PREVIEW / Soundfall (PC)

 

Do you like rhythm games? What about games with guns that aren’t FPS? How about colors? Do you like colors? Well, Soundfall from developer Drastic Games may be right up your alley, albeit with a few caveats. The demo version we received featured only three levels and nothing in the way of actual story, so my understanding of the underlying plot is entirely ripped from Drastic Games’ official website. You play as Melody, a talented young audiophile transported to the land of Symphonia, a world where music comes to life. You can see this happening in a cool animated sequence in the trailer below:

 

 

Soundfall is an upbeat action/adventure game focused on music, rhythm, and an underlying beat which is at the core of everything you do. Over the course of the game you’ll apparently befriend endearing allies, wield powerful abilities and legendary weapons against a horde of malicious adversaries as you race to halt the return of an unfathomable darkness, Discord.

If you’re getting the sense that the demo didn’t have much to offer in terms of anything related to the story, you would be correct.

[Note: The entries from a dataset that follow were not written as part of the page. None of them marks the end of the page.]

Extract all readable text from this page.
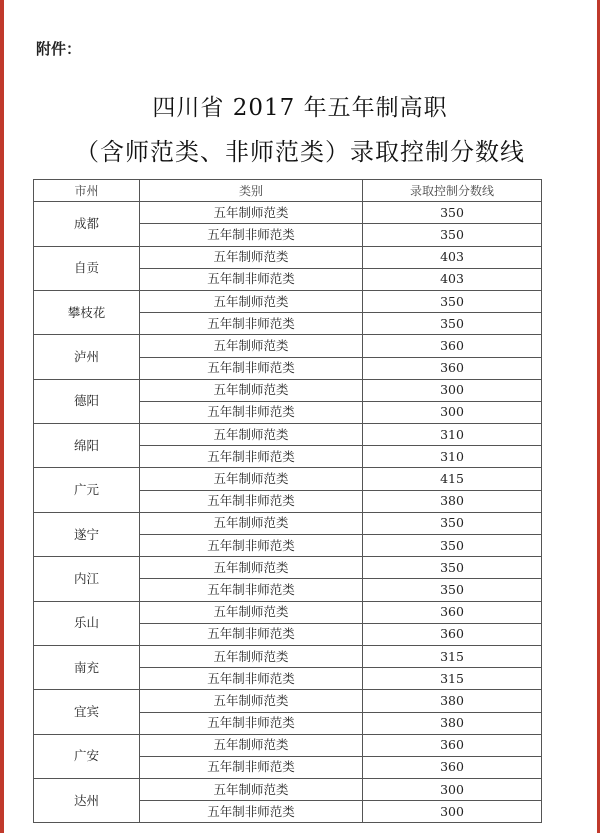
附件：
四川省 2017 年五年制高职
（含师范类、非师范类）录取控制分数线
市州	类别	录取控制分数线
成都	五年制师范类	350
	五年制非师范类	350
自贡	五年制师范类	403
	五年制非师范类	403
攀枝花	五年制师范类	350
	五年制非师范类	350
泸州	五年制师范类	360
	五年制非师范类	360
德阳	五年制师范类	300
	五年制非师范类	300
绵阳	五年制师范类	310
	五年制非师范类	310
广元	五年制师范类	415
	五年制非师范类	380
遂宁	五年制师范类	350
	五年制非师范类	350
内江	五年制师范类	350
	五年制非师范类	350
乐山	五年制师范类	360
	五年制非师范类	360
南充	五年制师范类	315
	五年制非师范类	315
宜宾	五年制师范类	380
	五年制非师范类	380
广安	五年制师范类	360
	五年制非师范类	360
达州	五年制师范类	300
	五年制非师范类	300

However, it did offer a pretty good screenshot of what the gameplay is like. Each of the three levels involves you appearing at one end of a dungeon and a song beginning to play. You are reminded that you must reach the end of the dungeon before the song ends. There’s a little beat meter thing at the bottom of the screen that tells you whether your gun shots or melee weapon strikes hit at the same time that the beat reaches the little diamond in the middle of the beat meter.

 

 

However, the game doesn’t really explain what benefit matching your strikes and shots to the beat offers. In some cases it’s obvious – there are times where you have to quickly traverse across beams of light and this is done smoothly by matching your movements to the beat. It also looks really cool when you get it right, although it’s not that easy to do on your first few tries. Smacking enemies around felt good, particularly when I built enough energy for my special spinning move which easily takes out lots of goons at once (I’m beginning to think that timing your strikes is what fills up your energy).

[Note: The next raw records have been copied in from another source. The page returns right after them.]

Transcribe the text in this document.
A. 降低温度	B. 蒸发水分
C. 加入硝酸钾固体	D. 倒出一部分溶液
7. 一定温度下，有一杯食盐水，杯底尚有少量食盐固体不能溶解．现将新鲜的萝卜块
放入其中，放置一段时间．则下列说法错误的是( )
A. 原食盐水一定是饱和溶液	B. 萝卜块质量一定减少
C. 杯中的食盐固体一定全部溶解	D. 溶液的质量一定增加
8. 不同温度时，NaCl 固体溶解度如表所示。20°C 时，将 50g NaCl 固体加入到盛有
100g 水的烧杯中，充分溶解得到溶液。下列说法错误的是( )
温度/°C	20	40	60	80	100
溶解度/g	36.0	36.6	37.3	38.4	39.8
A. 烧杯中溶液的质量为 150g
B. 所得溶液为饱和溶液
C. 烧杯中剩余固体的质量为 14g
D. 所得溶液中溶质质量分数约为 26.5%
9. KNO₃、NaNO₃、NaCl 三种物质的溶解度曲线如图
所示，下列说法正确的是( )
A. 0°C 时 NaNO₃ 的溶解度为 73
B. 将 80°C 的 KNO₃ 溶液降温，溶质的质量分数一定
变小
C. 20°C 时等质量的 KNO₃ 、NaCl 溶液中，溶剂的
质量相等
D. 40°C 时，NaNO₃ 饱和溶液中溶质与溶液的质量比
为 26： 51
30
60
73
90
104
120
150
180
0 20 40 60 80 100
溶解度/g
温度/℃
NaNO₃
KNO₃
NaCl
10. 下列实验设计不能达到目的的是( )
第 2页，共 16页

There’s no penalty for not striking on the beat, which is good because the faster beats are near impossible to time well while also paying attention to what you’re doing. I could easily time my attacks with the beat meter but not pay attention to the battle and vice versa. I have no real suggestions for how to implement that better, because obviously timing your hits with the beat is an integral part of this music-based game, but unless you really, really sink into the music you’re not going to be hitting all the notes perfectly.

 

 

The environments are pretty and weirdly the detail and enemies remind me of something like in the first Jak and Daxter game, which is fun. It’s got that blocky platformer look with lots of bright, inviting colours.  It feels smooth to run around and attacking feels good. You can pick up lots of different weapons in the middle of the dungeon or obtain more after you’ve successfully completed a mission. The guns feel varied and fun to fire, so Drastic Games have definitely made a game that’s fun to play. If it weren’t for the obvious music emphasis I’d be tempted to tell them to do away with the beat meter entirely. It may even be better to have button prompts above enemies to time with the music, although that would be more graphically-demanding and probably way, way harder to code.

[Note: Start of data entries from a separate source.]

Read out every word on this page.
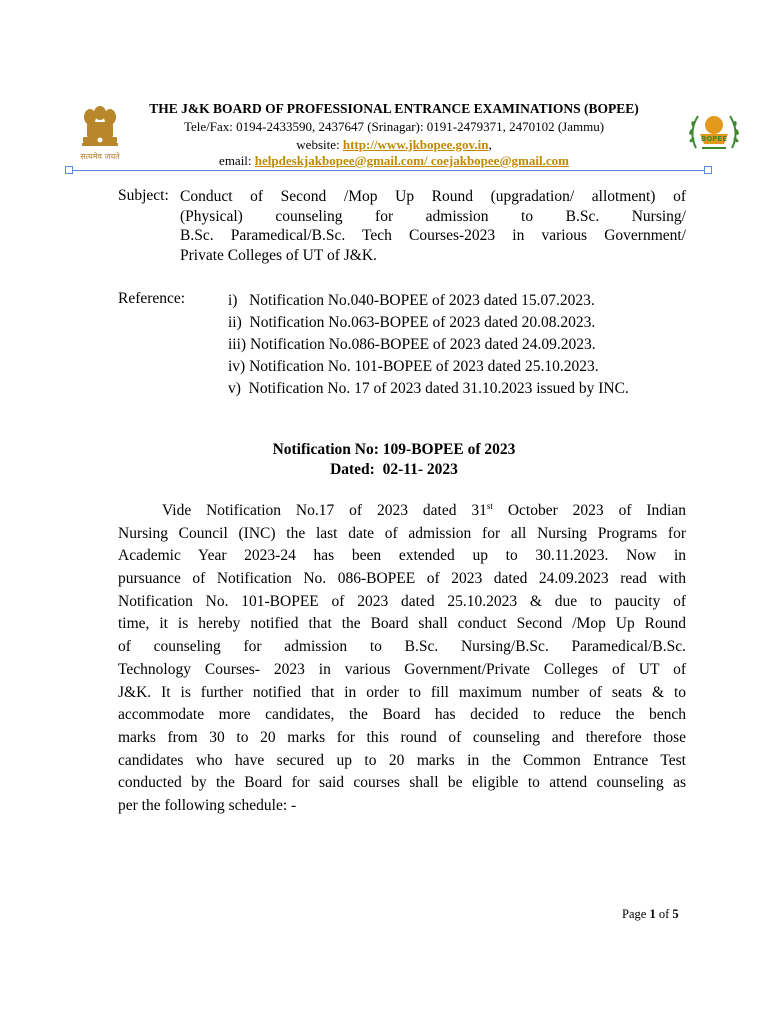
सत्यमेव जयते
BOPEE
THE J&K BOARD OF PROFESSIONAL ENTRANCE EXAMINATIONS (BOPEE)
Tele/Fax: 0194-2433590, 2437647 (Srinagar): 0191-2479371, 2470102 (Jammu)
website: http://www.jkbopee.gov.in,
email: helpdeskjakbopee@gmail.com/ coejakbopee@gmail.com
Subject: Conduct of Second /Mop Up Round (upgradation/ allotment) of
(Physical) counseling for admission to B.Sc. Nursing/
B.Sc. Paramedical/B.Sc. Tech Courses-2023 in various Government/
Private Colleges of UT of J&K.
Reference:	i)   Notification No.040-BOPEE of 2023 dated 15.07.2023.
ii)  Notification No.063-BOPEE of 2023 dated 20.08.2023.
iii) Notification No.086-BOPEE of 2023 dated 24.09.2023.
iv) Notification No. 101-BOPEE of 2023 dated 25.10.2023.
v)  Notification No. 17 of 2023 dated 31.10.2023 issued by INC.
Notification No: 109-BOPEE of 2023
Dated:  02-11- 2023
Vide Notification No.17 of 2023 dated 31st October 2023 of Indian
Nursing Council (INC) the last date of admission for all Nursing Programs for
Academic Year 2023-24 has been extended up to 30.11.2023. Now in
pursuance of Notification No. 086-BOPEE of 2023 dated 24.09.2023 read with
Notification No. 101-BOPEE of 2023 dated 25.10.2023 & due to paucity of
time, it is hereby notified that the Board shall conduct Second /Mop Up Round
of counseling for admission to B.Sc. Nursing/B.Sc. Paramedical/B.Sc.
Technology Courses- 2023 in various Government/Private Colleges of UT of
J&K. It is further notified that in order to fill maximum number of seats & to
accommodate more candidates, the Board has decided to reduce the bench
marks from 30 to 20 marks for this round of counseling and therefore those
candidates who have secured up to 20 marks in the Common Entrance Test
conducted by the Board for said courses shall be eligible to attend counseling as
per the following schedule: -
Page 1 of 5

The music is very synth-y and club-y, and they were pretty good across the board, though nothing super exciting. The full version of the game will undoubtedly have a lot more to choose from, which will hopefully add more in the way of variety. Overall, I’d say to watch this one carefully. Other people may not have as much of an issue dividing their attention like I mentioned, but I feel like I’d just end up ignoring it most of the time, seeing as I was able to build up nice combos and energy for my special moves regardless of my skill hitting the right beats.

 

 

Soundfall is still in development, but it’ll be coming out on PC, PS4, Nintendo Switch and Xbox One, so it’s really appealing to just about everyone. Keep a close eye on this one, it may end up being a great one. It’s a unique idea and I’d love to see it when it’s finished, especially if they do implement some multiplayer like the demo suggests.

 

 

 

This preview is based on a demo provided by the publisher.